Wondering what Korean food tastes like? Check out the special menu at Busaba in Colaba, Mumbai, to understand how it's interesting and satisfying for both vegetarians as well as meat eaters.
Busaba has been my go-to restaurant for Mumbai's best momos and comforting Burmese Kaukswe ever since it first opened in 2001. The city's first pan-Asian standalone restaurant made waves then and, even after all these years, is still innovating and expanding its repertoire instead of merely resting on past laurels.
Now, I've been aware of the Korean dishes on the menu, have even tried them on a few occasions. But they were never my main focus, just fuzzy shapes in a picture where the Kaukswe held centrestage. Luckily for me, charismatic Chef/Owner Nikhil Chib took me through his all-new Korean Tasting Menu and made me realise how many fantastic options I had been missing!
Traditionally, a tasting menu like this is called a Junsik and is taken most seriously in Korea as a form of dining where you are served a variety of small plates all at once. And now here I am, dishing out a dish-by-dish account of the Junsik menu to help you choose when you try it out for yourself... Remember, the portions you see in my pictures are served sharing style, while what you will be served will probably be little personal plates.
I'm welcomed with a lip-smackingly good Litchi Soju-tini. The refreshing cocktail is made with soju (Korea's most popular alcoholic drink, which is usually consumed neat), vanilla vodka and litchi juice.

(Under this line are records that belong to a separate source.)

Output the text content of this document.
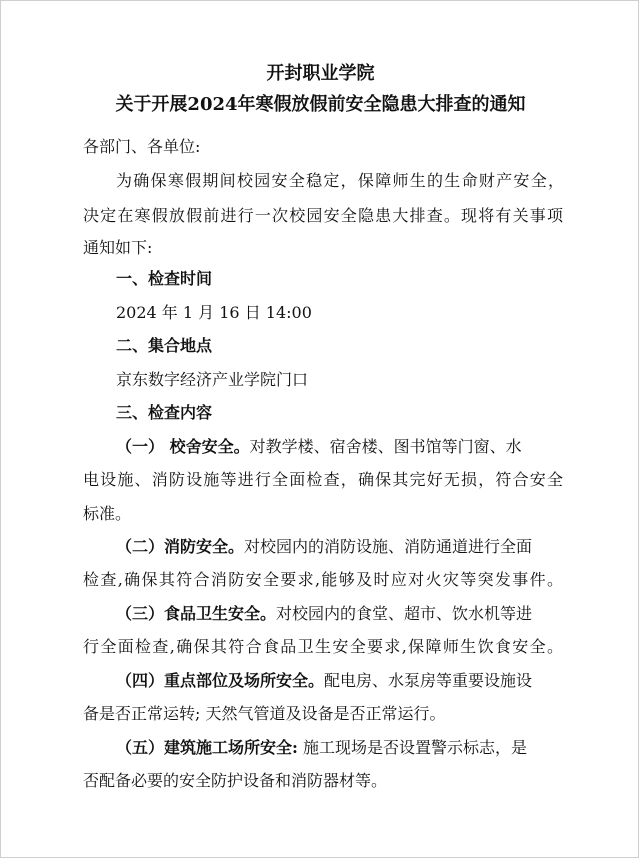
开封职业学院
关于开展2024年寒假放假前安全隐患大排查的通知
各部门、各单位:
为确保寒假期间校园安全稳定，保障师生的生命财产安全，
决定在寒假放假前进行一次校园安全隐患大排查。现将有关事项
通知如下:
一、检查时间
2024 年 1 月 16 日 14:00
二、集合地点
京东数字经济产业学院门口
三、检查内容
（一） 校舍安全。对教学楼、宿舍楼、图书馆等门窗、水
电设施、消防设施等进行全面检查，确保其完好无损，符合安全
标准。
（二）消防安全。对校园内的消防设施、消防通道进行全面
检查,确保其符合消防安全要求,能够及时应对火灾等突发事件。
（三）食品卫生安全。对校园内的食堂、超市、饮水机等进
行全面检查,确保其符合食品卫生安全要求,保障师生饮食安全。
（四）重点部位及场所安全。配电房、水泵房等重要设施设
备是否正常运转; 天然气管道及设备是否正常运行。
（五）建筑施工场所安全: 施工现场是否设置警示标志，是
否配备必要的安全防护设备和消防器材等。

On the table is a selection of kimchi, something Busaba has been doing to perfection for years (all the Korean expats swear by it too!). The spicy-sour fermented flavours with radish, cucumber or cabbage make for the right contrast to the sweetness of the drink. Nikhil explains how this ostensibly simple dish actually takes a lot of time and technique.
I wash these down with this chilled Pumpkin Soup, thick and creamy, that's served next. The Ghimbap arrives, it's slightly larger sushi than Japanese Maki rolls, but not quite as large as it used to be on their old menu. This is a good option for vegetarians as it is made with either asparagus tempura or with boiled egg, peanuts and pickled veggies. My tablemates love the one with egg.
Bin Dae Duk
As is the Bin Dae Duk, a chilla-like pancake made with moong beans and scallions. Very close to the traditional Indian palate, this could be a good first course when introducing a first-timer to Korean cuisine. The non-veg version, Pajun Pancake made with squid and shrimp along with scallions, is something I will definitely go back for. It's delicate and yet packs quite a punch of taste. It's visually appealing too.

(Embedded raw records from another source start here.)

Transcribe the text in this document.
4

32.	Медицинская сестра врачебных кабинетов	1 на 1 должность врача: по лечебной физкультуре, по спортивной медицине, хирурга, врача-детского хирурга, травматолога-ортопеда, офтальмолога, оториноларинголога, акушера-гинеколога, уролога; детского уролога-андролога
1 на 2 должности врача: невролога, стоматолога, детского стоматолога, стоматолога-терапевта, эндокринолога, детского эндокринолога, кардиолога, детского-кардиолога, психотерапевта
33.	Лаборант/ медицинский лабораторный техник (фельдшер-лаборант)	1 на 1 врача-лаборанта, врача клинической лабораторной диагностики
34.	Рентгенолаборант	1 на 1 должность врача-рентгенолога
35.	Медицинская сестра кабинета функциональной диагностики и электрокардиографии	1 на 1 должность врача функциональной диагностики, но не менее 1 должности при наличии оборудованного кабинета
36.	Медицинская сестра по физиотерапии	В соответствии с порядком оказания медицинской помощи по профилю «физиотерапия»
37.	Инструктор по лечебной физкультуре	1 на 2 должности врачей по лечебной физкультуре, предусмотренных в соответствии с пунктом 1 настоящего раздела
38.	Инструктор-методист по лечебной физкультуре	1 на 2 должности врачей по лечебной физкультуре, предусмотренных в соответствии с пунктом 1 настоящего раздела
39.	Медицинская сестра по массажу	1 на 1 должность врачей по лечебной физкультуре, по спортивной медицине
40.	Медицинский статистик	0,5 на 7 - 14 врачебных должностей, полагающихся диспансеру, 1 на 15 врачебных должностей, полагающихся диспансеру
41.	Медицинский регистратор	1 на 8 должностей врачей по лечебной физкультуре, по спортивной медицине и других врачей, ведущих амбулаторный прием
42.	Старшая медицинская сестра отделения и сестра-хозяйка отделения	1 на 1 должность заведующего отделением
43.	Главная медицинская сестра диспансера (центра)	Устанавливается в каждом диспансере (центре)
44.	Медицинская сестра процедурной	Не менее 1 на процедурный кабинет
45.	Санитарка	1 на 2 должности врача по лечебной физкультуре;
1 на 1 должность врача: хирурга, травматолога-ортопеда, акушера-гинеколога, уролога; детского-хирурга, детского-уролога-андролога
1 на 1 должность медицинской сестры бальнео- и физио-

I also love the Japchae Salad, which is made of potato noodles and assorted vegetables. The slippery and glossy potato noodles are almost hypnotic as they slide around my plate the way glass noodles do. It's hard to pop them into your mouth but it's certainly worth the extra effort!

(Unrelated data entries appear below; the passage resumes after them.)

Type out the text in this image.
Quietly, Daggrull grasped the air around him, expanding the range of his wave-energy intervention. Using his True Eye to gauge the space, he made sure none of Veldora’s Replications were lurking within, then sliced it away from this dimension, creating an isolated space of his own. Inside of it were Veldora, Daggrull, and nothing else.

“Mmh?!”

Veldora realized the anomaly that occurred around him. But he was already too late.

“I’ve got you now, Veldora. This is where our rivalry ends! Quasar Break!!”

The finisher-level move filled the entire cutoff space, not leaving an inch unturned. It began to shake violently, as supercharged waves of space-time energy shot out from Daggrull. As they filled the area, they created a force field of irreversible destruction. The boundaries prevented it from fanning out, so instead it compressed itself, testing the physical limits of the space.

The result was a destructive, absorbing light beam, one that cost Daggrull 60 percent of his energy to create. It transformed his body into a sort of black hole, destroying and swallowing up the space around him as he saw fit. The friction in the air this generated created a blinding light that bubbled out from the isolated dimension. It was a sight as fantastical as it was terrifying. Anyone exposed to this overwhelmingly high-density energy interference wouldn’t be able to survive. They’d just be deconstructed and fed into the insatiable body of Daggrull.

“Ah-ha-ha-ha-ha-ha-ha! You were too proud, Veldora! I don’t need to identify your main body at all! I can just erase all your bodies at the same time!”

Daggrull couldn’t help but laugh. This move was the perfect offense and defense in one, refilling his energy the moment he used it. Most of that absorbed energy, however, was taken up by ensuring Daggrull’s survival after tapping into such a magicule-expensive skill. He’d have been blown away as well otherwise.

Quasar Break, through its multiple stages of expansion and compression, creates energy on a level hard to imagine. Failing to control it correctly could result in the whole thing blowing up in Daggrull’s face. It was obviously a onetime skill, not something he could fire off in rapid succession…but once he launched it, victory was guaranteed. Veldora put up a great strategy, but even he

This is certainly going beyond what I had expected from Korean in India. Nikhil tells me that the dishes are authentic because they're learnt from a Korean chef who worked with him and the Busaba team for three years.
The mains are quite spectacular and I'm lucky I am being hosted by Nikhil, else I wouldn't get to taste all of them in one meal (you have to choose any one if you're going for the set menu). There's perfectly done Crispy Red Snapper with the tried and tested combination of garlic sesame and soy, which has a delicious umami taste.
And there's the Beef Bulgogi, which has long been a favourite amongst those in the know. It's beef that's marinated overnight and served with wok-tossed mushrooms and scallions and hints of go chu jang, a spicy condiment made with fermented soy beans, glutinous rice and red chilli. "You should come again tomorrow," jokes Nikhil, explaining, "The flavours will have been absorbed in the meat even better by then."
Like all other restaurants, they too are serving the water buffalo beef which hasn't been banned like the other varieties, but it hasn't made any difference to the taste and texture of Busaba's signature Bulgogi. Other restaurants with Korean on their menu may come and go, but this is a creation that Nikhil has honed to perfection over the years and few can come close to his rendition of it.
You can also go for Bibimbap, a big meal in a bowl, redolent of sesame oil, comprising sticky pot rice, layered with pickled vegetables and go chu jang, topped with chicken or beef and a sunny side up egg. Vegetarians can get the tofu version, which smells and tastes just as good. Don't forget to ask your steward to mix it all up for you as mamma did when you were a child. If you're going to eat this family-style meal, you may as well do it right, right?
My pick for dessert isn't remotely Korean, but my all-time favourite from their menu, the Chocolate Fondant. A beautifully constructed cake which oozes intensely dark and gooey molten chocolate when you cut into it, accompanied by a coffee-flavoured crème Anglais and vanilla ice-cream. The customary sprig of mint is AWOL this time, but the refreshing conversation revolving around food memories, travel, sourcing ingredients and cooking techniques makes up for it and then some!
The Junsik Korean Set Menu (Rs 1,500 per person) is on till July 15, 2015. After that, you can try each of these dishes separately a la carte.